8. If you don’t own a battery extender (I love you, Mophie), now’s the time to invest because a plug-in charger won’t do you much good outside. Having made this mistake myself more than a couple times, I can guarantee you’ll need an extra boost come gametime. All of those Instagrams will put you at 9% faster than Chip Kelly’s offense (Google it).

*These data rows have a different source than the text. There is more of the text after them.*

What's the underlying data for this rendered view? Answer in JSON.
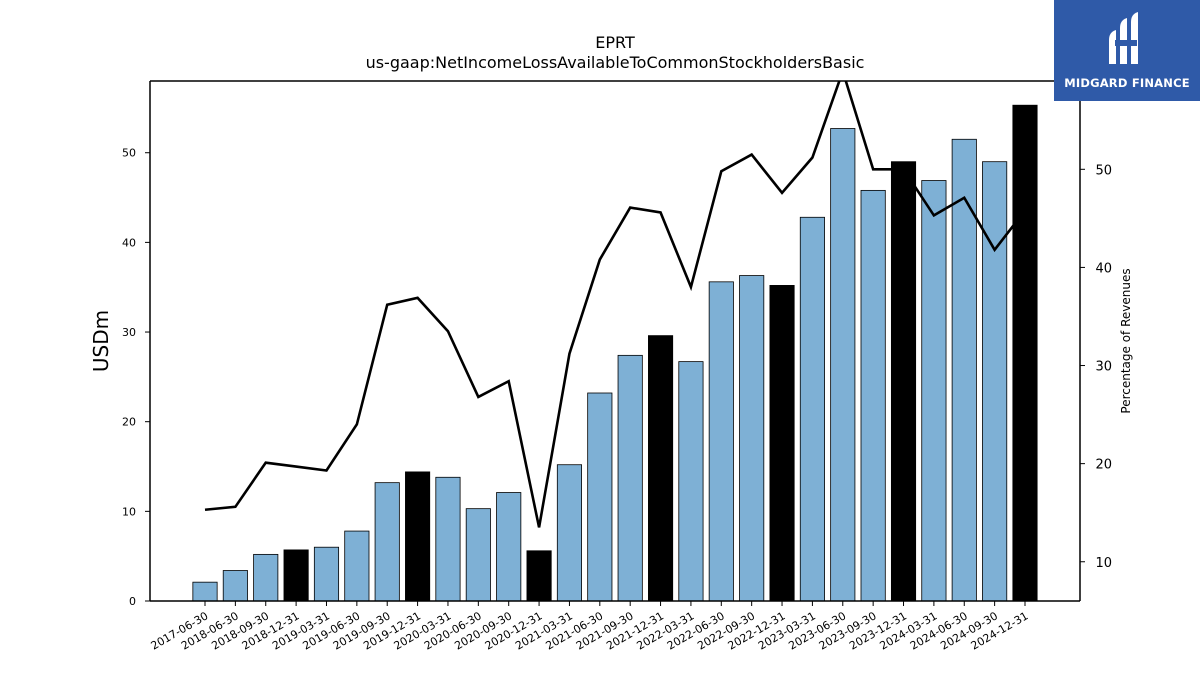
{
  "chart_data": {
    "type": "bar",
    "title": "EPRT",
    "subtitle": "us-gaap:NetIncomeLossAvailableToCommonStockholdersBasic",
    "ylabel": "USDm",
    "ylabel_right": "Percentage of Revenues",
    "ylim": [
      0,
      58
    ],
    "ylim_right": [
      6,
      59
    ],
    "yticks": [
      0,
      10,
      20,
      30,
      40,
      50
    ],
    "yticks_right": [
      10,
      20,
      30,
      40,
      50
    ],
    "categories": [
      "2017-06-30",
      "2018-06-30",
      "2018-09-30",
      "2018-12-31",
      "2019-03-31",
      "2019-06-30",
      "2019-09-30",
      "2019-12-31",
      "2020-03-31",
      "2020-06-30",
      "2020-09-30",
      "2020-12-31",
      "2021-03-31",
      "2021-06-30",
      "2021-09-30",
      "2021-12-31",
      "2022-03-31",
      "2022-06-30",
      "2022-09-30",
      "2022-12-31",
      "2023-03-31",
      "2023-06-30",
      "2023-09-30",
      "2023-12-31",
      "2024-03-31",
      "2024-06-30",
      "2024-09-30",
      "2024-12-31"
    ],
    "series": [
      {
        "type": "bar",
        "values": [
          2.1,
          3.4,
          5.2,
          5.7,
          6.0,
          7.8,
          13.2,
          14.4,
          13.8,
          10.3,
          12.1,
          5.6,
          15.2,
          23.2,
          27.4,
          29.6,
          26.7,
          35.6,
          36.3,
          35.2,
          42.8,
          52.7,
          45.8,
          49.0,
          46.9,
          51.5,
          49.0,
          55.3
        ],
        "highlight": [
          false,
          false,
          false,
          true,
          false,
          false,
          false,
          true,
          false,
          false,
          false,
          true,
          false,
          false,
          false,
          true,
          false,
          false,
          false,
          true,
          false,
          false,
          false,
          true,
          false,
          false,
          false,
          true
        ]
      },
      {
        "type": "line",
        "axis": "right",
        "values": [
          15.3,
          15.6,
          20.1,
          19.7,
          19.3,
          24.0,
          36.2,
          36.9,
          33.5,
          26.8,
          28.4,
          13.5,
          31.2,
          40.8,
          46.1,
          45.6,
          38.0,
          49.8,
          51.5,
          47.6,
          51.2,
          60.0,
          50.0,
          50.0,
          45.3,
          47.1,
          41.8,
          45.8
        ]
      }
    ],
    "colors": {
      "bar": "#7eb0d5",
      "highlight": "#000000",
      "line": "#000000"
    }
  },
  "logo": {
    "text": "MIDGARD FINANCE",
    "background": "#2f5aa8"
  }
}
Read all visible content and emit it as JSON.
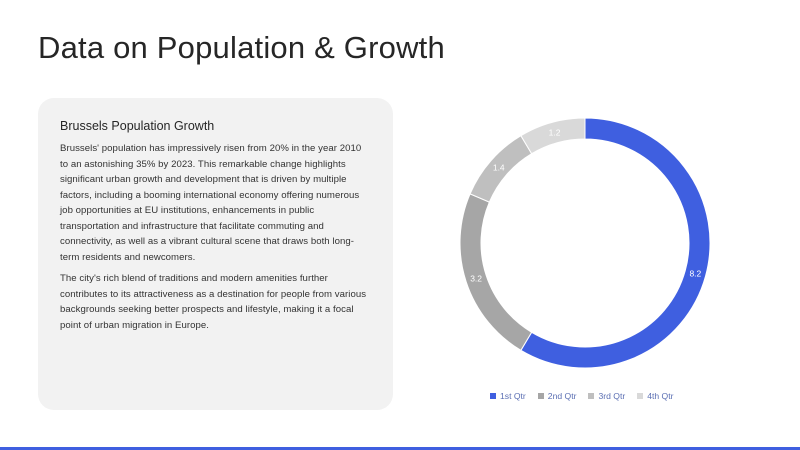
{
  "slide": {
    "title": "Data on Population & Growth"
  },
  "card": {
    "heading": "Brussels Population Growth",
    "paragraph1": "Brussels' population has impressively risen from 20% in the year 2010 to an astonishing 35% by 2023. This remarkable change highlights significant urban growth and development that is driven by multiple factors, including a booming international economy offering numerous job opportunities at EU institutions, enhancements in public transportation and infrastructure that facilitate commuting and connectivity, as well as a vibrant cultural scene that draws both long-term residents and newcomers.",
    "paragraph2": "The city's rich blend of traditions and modern amenities further contributes to its attractiveness as a destination for people from various backgrounds seeking better prospects and lifestyle, making it a focal point of urban migration in Europe."
  },
  "chart_data": {
    "type": "pie",
    "subtype": "doughnut",
    "categories": [
      "1st Qtr",
      "2nd Qtr",
      "3rd Qtr",
      "4th Qtr"
    ],
    "values": [
      8.2,
      3.2,
      1.4,
      1.2
    ],
    "colors": [
      "#3f5fe0",
      "#a6a6a6",
      "#bfbfbf",
      "#d9d9d9"
    ],
    "label_colors": [
      "#ffffff",
      "#ffffff",
      "#ffffff",
      "#ffffff"
    ],
    "legend_position": "bottom",
    "legend_text_color": "#5b6fb3"
  },
  "theme": {
    "accent": "#3f5fe0",
    "card_background": "#f2f2f2"
  }
}
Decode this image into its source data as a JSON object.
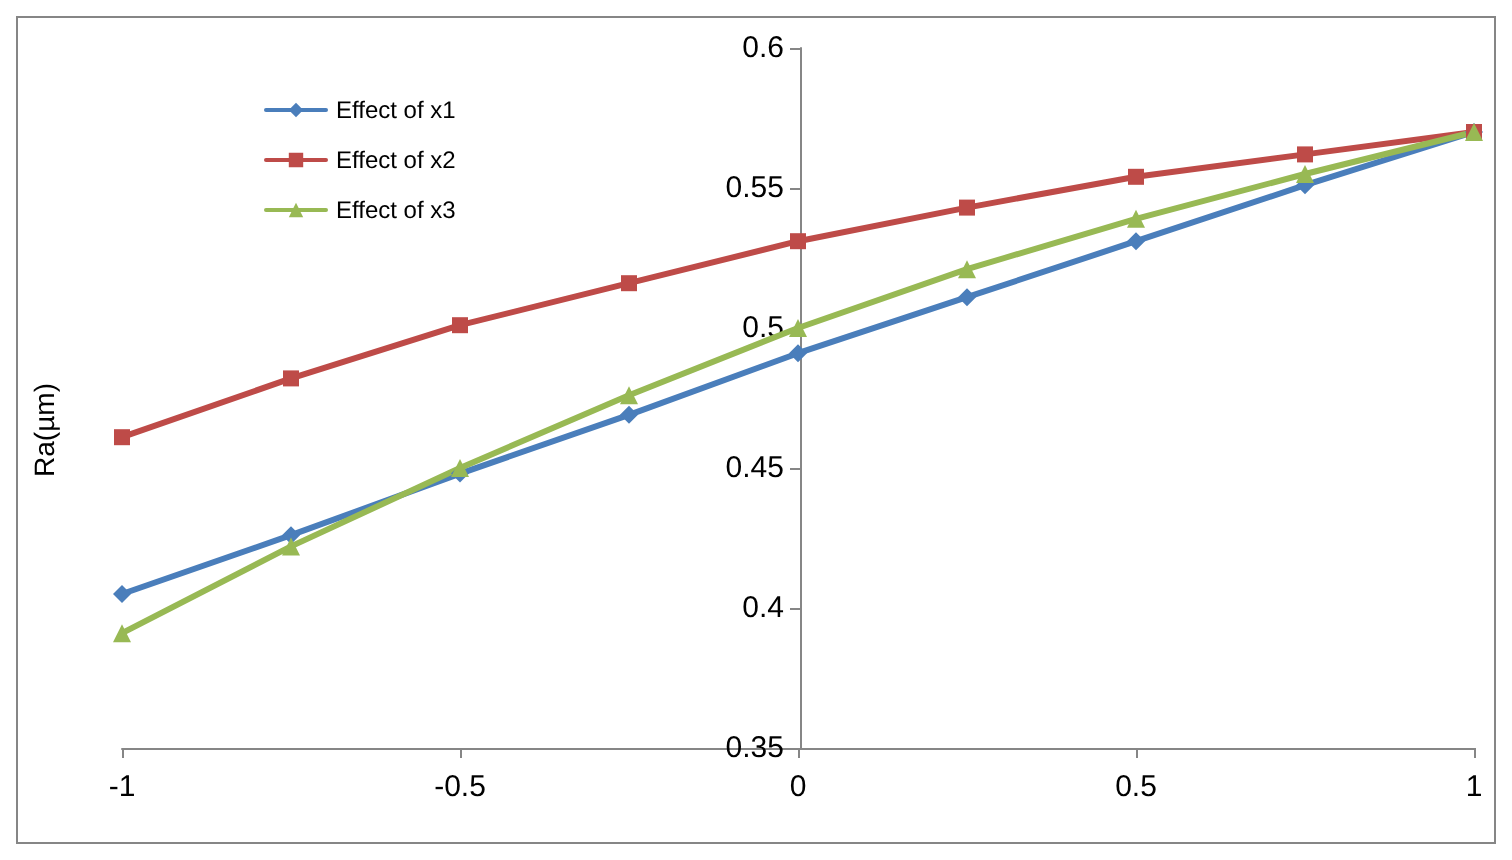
{
  "chart_data": {
    "type": "line",
    "ylabel": "Ra(µm)",
    "x": [
      -1,
      -0.75,
      -0.5,
      -0.25,
      0,
      0.25,
      0.5,
      0.75,
      1
    ],
    "series": [
      {
        "name": "Effect of x1",
        "color": "#4a7ebb",
        "marker": "diamond",
        "values": [
          0.405,
          0.426,
          0.448,
          0.469,
          0.491,
          0.511,
          0.531,
          0.551,
          0.57
        ]
      },
      {
        "name": "Effect of x2",
        "color": "#be4b48",
        "marker": "square",
        "values": [
          0.461,
          0.482,
          0.501,
          0.516,
          0.531,
          0.543,
          0.554,
          0.562,
          0.57
        ]
      },
      {
        "name": "Effect of x3",
        "color": "#98b954",
        "marker": "triangle",
        "values": [
          0.391,
          0.422,
          0.45,
          0.476,
          0.5,
          0.521,
          0.539,
          0.555,
          0.57
        ]
      }
    ],
    "xlim": [
      -1,
      1
    ],
    "xticks": [
      -1,
      -0.5,
      0,
      0.5,
      1
    ],
    "ylim": [
      0.35,
      0.6
    ],
    "yticks": [
      0.35,
      0.4,
      0.45,
      0.5,
      0.55,
      0.6
    ],
    "grid": false,
    "legend": "top left"
  }
}
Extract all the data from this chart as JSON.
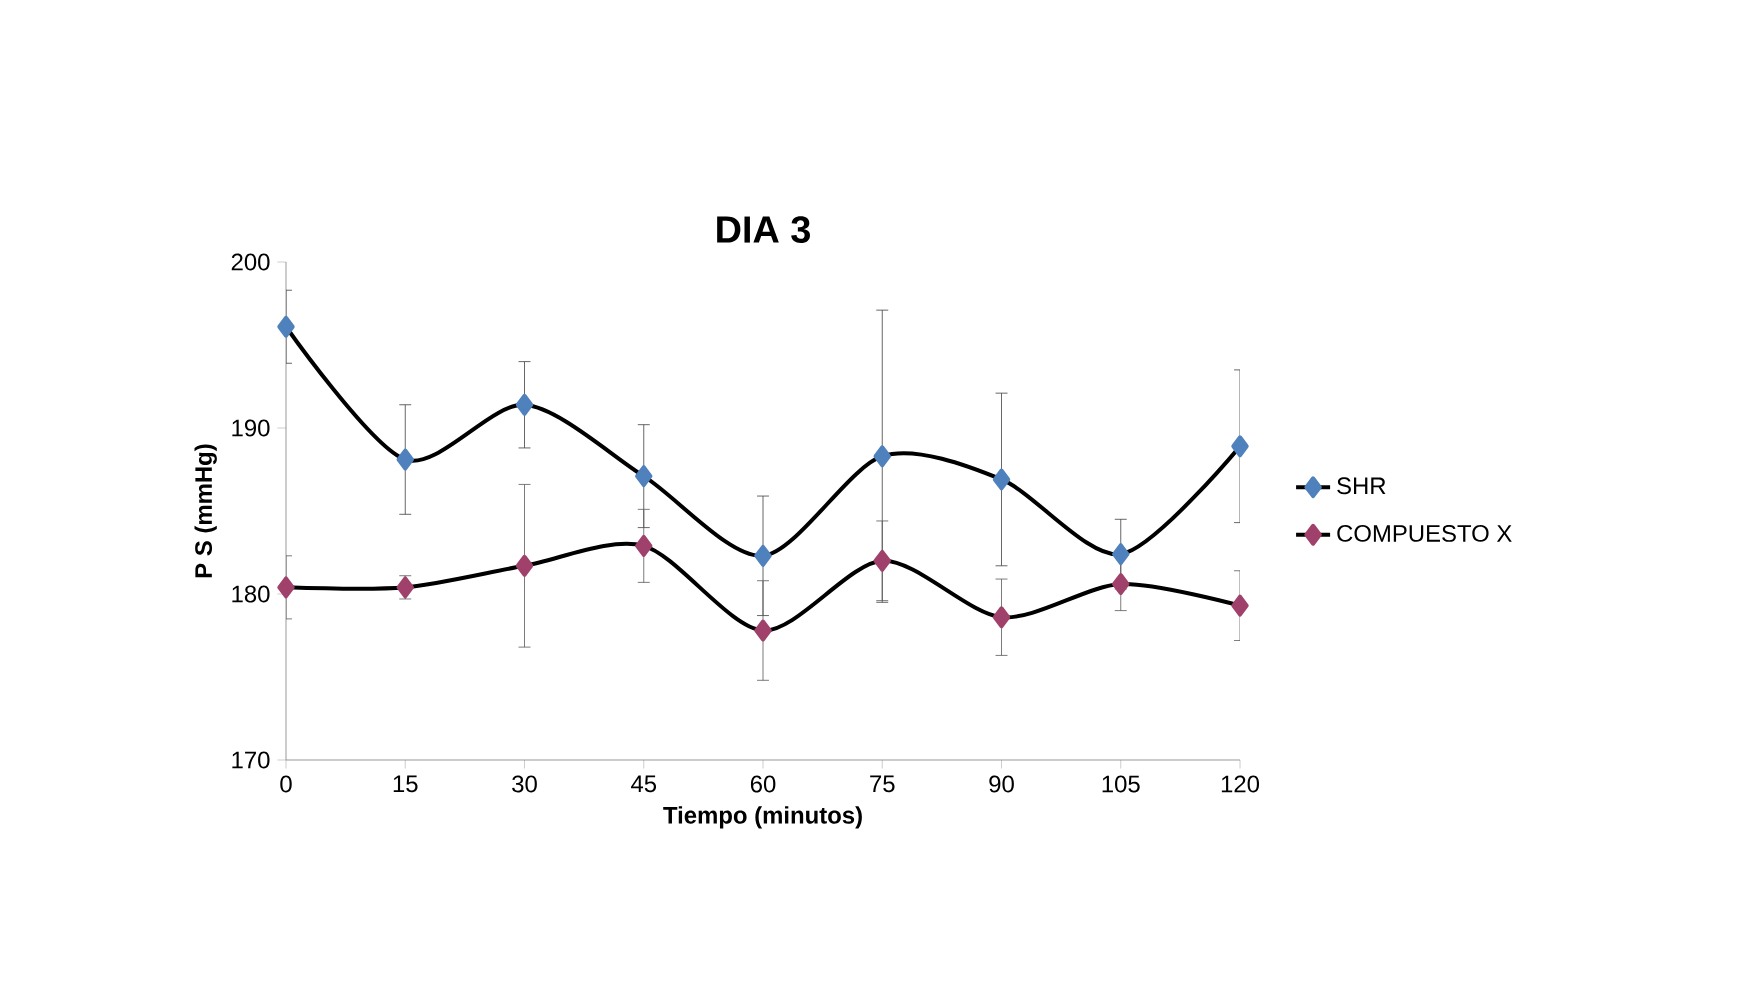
{
  "chart_data": {
    "type": "line",
    "title": "DIA 3",
    "xlabel": "Tiempo (minutos)",
    "ylabel": "P S (mmHg)",
    "x": [
      0,
      15,
      30,
      45,
      60,
      75,
      90,
      105,
      120
    ],
    "series": [
      {
        "name": "SHR",
        "color": "#4f81bd",
        "values": [
          196.1,
          188.1,
          191.4,
          187.1,
          182.3,
          188.3,
          186.9,
          182.4,
          188.9
        ],
        "errors": [
          2.2,
          3.3,
          2.6,
          3.1,
          3.6,
          8.8,
          5.2,
          2.1,
          4.6
        ]
      },
      {
        "name": "COMPUESTO X",
        "color": "#a0416b",
        "values": [
          180.4,
          180.4,
          181.7,
          182.9,
          177.8,
          182.0,
          178.6,
          180.6,
          179.3
        ],
        "errors": [
          1.9,
          0.7,
          4.9,
          2.2,
          3.0,
          2.4,
          2.3,
          1.6,
          2.1
        ]
      }
    ],
    "xlim": [
      0,
      120
    ],
    "xticks": [
      0,
      15,
      30,
      45,
      60,
      75,
      90,
      105,
      120
    ],
    "ylim": [
      170,
      200
    ],
    "yticks": [
      170,
      180,
      190,
      200
    ],
    "grid": false,
    "legend": "right",
    "marker": "diamond",
    "line_style": "solid"
  }
}
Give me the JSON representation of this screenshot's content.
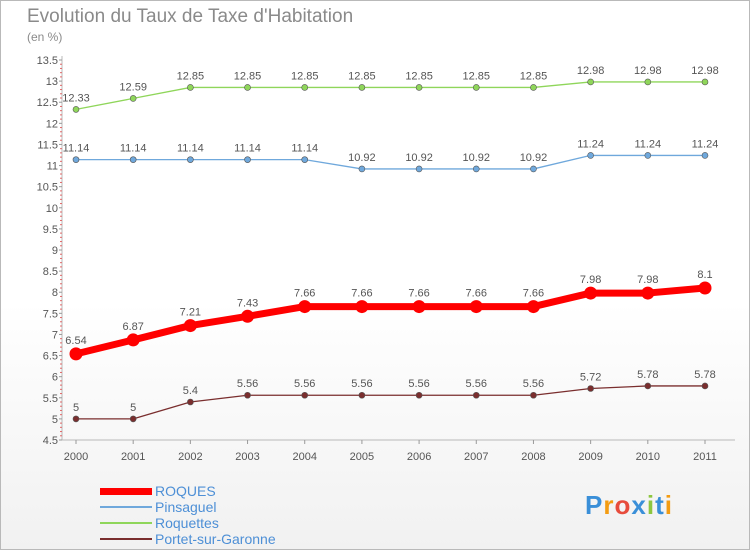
{
  "chart_data": {
    "type": "line",
    "title": "Evolution du Taux de Taxe d'Habitation",
    "subtitle": "(en %)",
    "x": [
      "2000",
      "2001",
      "2002",
      "2003",
      "2004",
      "2005",
      "2006",
      "2007",
      "2008",
      "2009",
      "2010",
      "2011"
    ],
    "ylim": [
      4.5,
      13.5
    ],
    "yticks": [
      "4.5",
      "5",
      "5.5",
      "6",
      "6.5",
      "7",
      "7.5",
      "8",
      "8.5",
      "9",
      "9.5",
      "10",
      "10.5",
      "11",
      "11.5",
      "12",
      "12.5",
      "13",
      "13.5"
    ],
    "grid": false,
    "legend_position": "bottom-left",
    "series": [
      {
        "name": "ROQUES",
        "color": "#ff0000",
        "values": [
          6.54,
          6.87,
          7.21,
          7.43,
          7.66,
          7.66,
          7.66,
          7.66,
          7.66,
          7.98,
          7.98,
          8.1
        ],
        "labels": [
          "6.54",
          "6.87",
          "7.21",
          "7.43",
          "7.66",
          "7.66",
          "7.66",
          "7.66",
          "7.66",
          "7.98",
          "7.98",
          "8.1"
        ]
      },
      {
        "name": "Pinsaguel",
        "color": "#6fa8dc",
        "values": [
          11.14,
          11.14,
          11.14,
          11.14,
          11.14,
          10.92,
          10.92,
          10.92,
          10.92,
          11.24,
          11.24,
          11.24
        ],
        "labels": [
          "11.14",
          "11.14",
          "11.14",
          "11.14",
          "11.14",
          "10.92",
          "10.92",
          "10.92",
          "10.92",
          "11.24",
          "11.24",
          "11.24"
        ]
      },
      {
        "name": "Roquettes",
        "color": "#8fd65a",
        "values": [
          12.33,
          12.59,
          12.85,
          12.85,
          12.85,
          12.85,
          12.85,
          12.85,
          12.85,
          12.98,
          12.98,
          12.98
        ],
        "labels": [
          "12.33",
          "12.59",
          "12.85",
          "12.85",
          "12.85",
          "12.85",
          "12.85",
          "12.85",
          "12.85",
          "12.98",
          "12.98",
          "12.98"
        ]
      },
      {
        "name": "Portet-sur-Garonne",
        "color": "#7a2e2e",
        "values": [
          5,
          5,
          5.4,
          5.56,
          5.56,
          5.56,
          5.56,
          5.56,
          5.56,
          5.72,
          5.78,
          5.78
        ],
        "labels": [
          "5",
          "5",
          "5.4",
          "5.56",
          "5.56",
          "5.56",
          "5.56",
          "5.56",
          "5.56",
          "5.72",
          "5.78",
          "5.78"
        ]
      }
    ]
  },
  "logo": {
    "text": "Proxiti"
  }
}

9. Know what type of tailgate crew you’ll be with most of the day. You’ll probably bounce around at some point but knowing your home base will help set your expectations:

The “Adult” Tailgate: top-shelf alcohol, bottled beer, a veggie crudite, catered spread, probably a baby (or two), definitely some company shmoozing

The “Guys Who Still Wish They Were in College” Tailgate: a mini-grill,  hodge podge of food (a la your office’s holiday pot luck), canned beer, a washers setup and/or beer pong table, probably a keg, definitely a shotgunning session

The “Parents of a Player” Tailgate: a flat-screen TV, full-size grill, school-themed lawn chairs/school-themed paper cups/school-themed everything, probably some pom poms, definitely a mom sporting a lapel pin of the player’s face

TV Tailgate

10. Actually go watch the game. And enjoy it! Just because you don’t know what “3rd and Goal” means now doesn’t mean you can’t catch on with a little practice.

And who knows? Maybe you’ll catch some beginner’s luck and witness the best college football game of all time – in which case you better get used to tailgating.